20 October 2012
Chapel Homily for St. Luke's Day by Dr. Stephenson
Lots of people regard the quarter of the New Testament that comes from Luke’s pen as much more the work of a novelist than of a historian. Oh, yes, as fiction they’ll rate the Gospel and Acts up there with Tolstoy and Tolkien, but any suggestion, however diffident, that Luke is recording hard fact will produce temper tantrums, to say the least.
On these premises and in this company, confession that Luke was a diligent researcher who told it how it is and even personally witnessed some segments of his narrative will produce cheers, not jeers; so, unless I repeat this claim on public television or a university campus, it’s a rather cheap statement to make.
But is the issue of Luke’s accuracy as a reporter such a big deal anyway? Didn’t a famous industrialist once dismiss history as “bunk”? …Okay, mindboggling stuff might have happened long centuries ago, but isn’t it, by definition, passé, boring, one big yawn?
Well, the philosopher Lessing was less than honest when he said that, even if Jesus did rise from His grave on the third day, this fact would have no relevance for our view of the world. You don’t need much of an IQ to see through the holes of what isn’t even an argument. Lessing here belongs in the same ballpark as a politician who crosses his heart and assures us that he accepts, de fide (as a matter of faith, no less!), that human life in the image of God begins at conception, but nevertheless adamantly refuses to persuade anyone of this fact and aggressively insists that he will do all he can to keep the abortion industry going at full blast.

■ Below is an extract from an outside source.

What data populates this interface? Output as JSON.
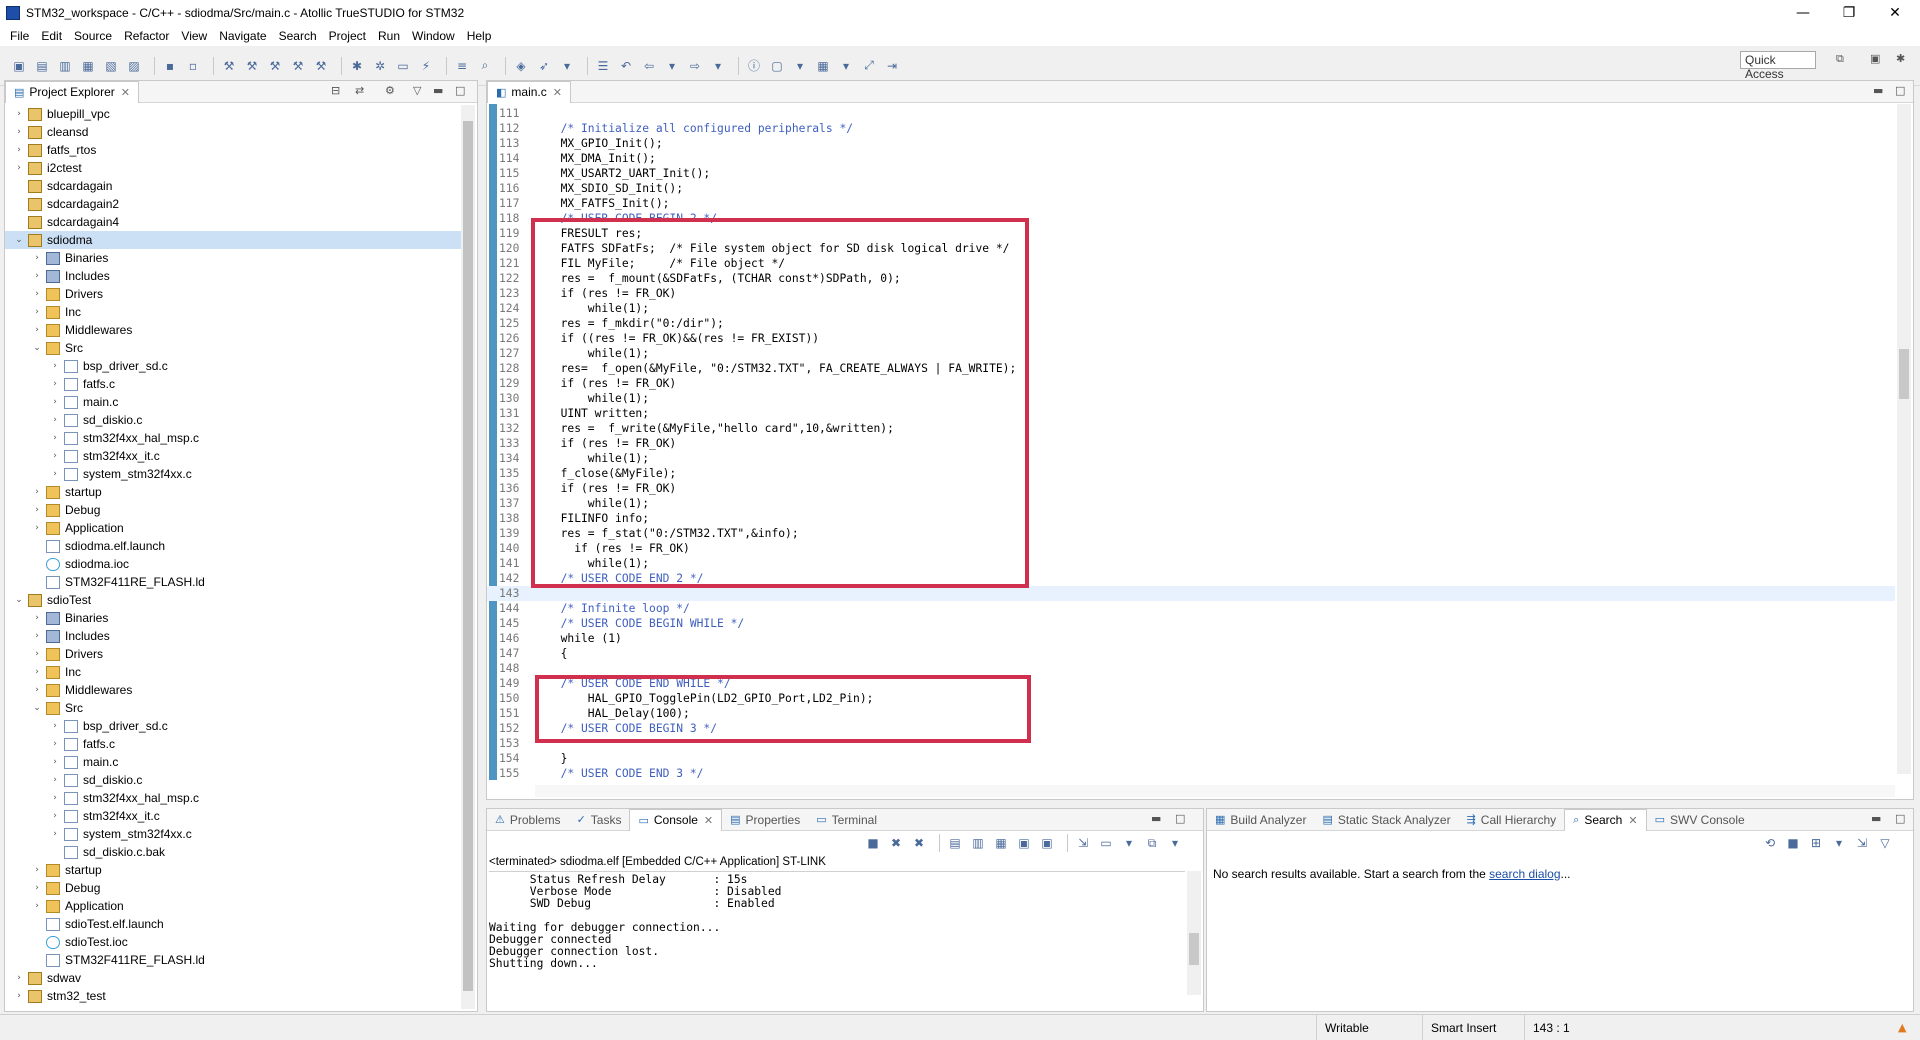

In fact, Luke put his personal integrity and even his life on the line when he released his two books under the heading of history plain and simple. Just as fury, violence, and even death met Christ and His apostles when they claimed to speak truth, so the tradition makes sense that Luke sealed his witness with his blood, dying as a martyr at the ripe old age of 84.
What Luke writes about the past surges up with tremendous force to impact the present. Is it an accident that many pious Christians know by heart the songs of Zechariah, Mary, and Simeon from the infancy narratives, so that we should blush if we can’t sing these canticles without a hymnal? Do not the Benedictus, the Magnificat, and the Nunc Dimittis rejoice in an abiding gift that will endure forever?
Why has the Church, since time immemorial, read a little snippet from the mission of the Seventy as the Gospel for this day? Weren’t the labours of the Seventy a mere flash in the pan, the doings of a few weeks at most? After all, those sent out in the mission that began at Pentecost are allowed to carry luggage and extra clothing?
Well, even though the mission we just heard of lasted only a short time, the Seventy themselves most likely continued in active ministry throughout the first generation of the Church. According to Eusebius, Matthias, who replaced Judas, began his public service of our Lord in this group. And as the very number Seventy kindles memories of the nations dispersed from Babel and thus gets us attuned to the worldwide mission commissioned by the risen Christ, it somehow goes with the flow when Eusebius reports that the apostle Thomas dispatched another member of the Seventy to the kingdom of Edessa.
And today’s focus on the Seventy beautifully fits into Luke’s overall picture of the Exalted Lord’s only having begun, during the brief years of His earthly lifetime, to do and to teach (Ac 1:1)! Jesus still sends out authorised labourers into His harvest, He still gives evidence through the spoken and sacramental Gospel that the Kingdom of God has arrived in such a way that it can’t be turned back. In our small way, ACNA and the Missouri Synod are instruments in this ongoing speaking and acting of Christ Jesus; our communities are part of the church history past of which Luke wrote the first chapters and also active players in church history in the making.
As we give thanks for Luke this day, we would do well to plunge ourselves with vigour into the true tale he tells, acknowledging that his two volumes of history make all the difference in the world for our present; rejoicing that, as we permit the Lord to keep the narrative going through our feeble efforts, we enjoy blessed communion with Luke and all the characters he depicts; and realising that, as we look forward to someday enjoying his company and sharing in his reward, we may also share his fate here below.